Examination of modern democracies suggest how they achieve, or could achieve, the ideas that they value most.
As Lane writes, “It proves that a political system can exist in which the richest citizens cannot use their wealth to dominate the poor or to accumulate a lasting and far-reaching power base in politics.”
Thus, it is profitable for us to drink from the fountain of ideas from thousands of years ago.
“The Romans balanced the role of the political elite (overlapping with the economic elite) against the role of ordinary Romans, whereas the Athenian democrats had enabled the poor to control and adjudicate, in crucial ways, the claims of the elite,” Lane observes.
That’s a contrast to the lack of resistance today to the nexus of organized wealth and power.
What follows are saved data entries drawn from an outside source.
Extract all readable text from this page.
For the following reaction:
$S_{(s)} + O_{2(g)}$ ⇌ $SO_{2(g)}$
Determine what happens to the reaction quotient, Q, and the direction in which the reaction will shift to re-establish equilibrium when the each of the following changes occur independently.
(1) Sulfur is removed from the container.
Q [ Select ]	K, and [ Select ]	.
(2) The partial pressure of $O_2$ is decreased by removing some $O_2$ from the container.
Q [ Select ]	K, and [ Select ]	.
Similarly, in the globalized era, given wholesale environmental degradation — for all the appearances of increasing connectivity — initiatives to address climate change easily get obstructed.
People are reluctant to act because they feel they are sacrificing for something that might benefit others.
There is a need to examine the idea of cosmopolitanism, which refers to the entire universe (Kosmos) as a realm of citizens (politai), with a wide range of ethical and political implications, leading to related discussion about, among other things, human fellowship or the higher human ideal of friendship.
In this gilded age of globalization, we are also reminded of the exploitation of labor and the environment beyond national boundaries.
By engaging with the political ideas of the Greeks and Romans, we can equip and empower ourselves to identify some of the evils we have come to take for granted, and fight for change.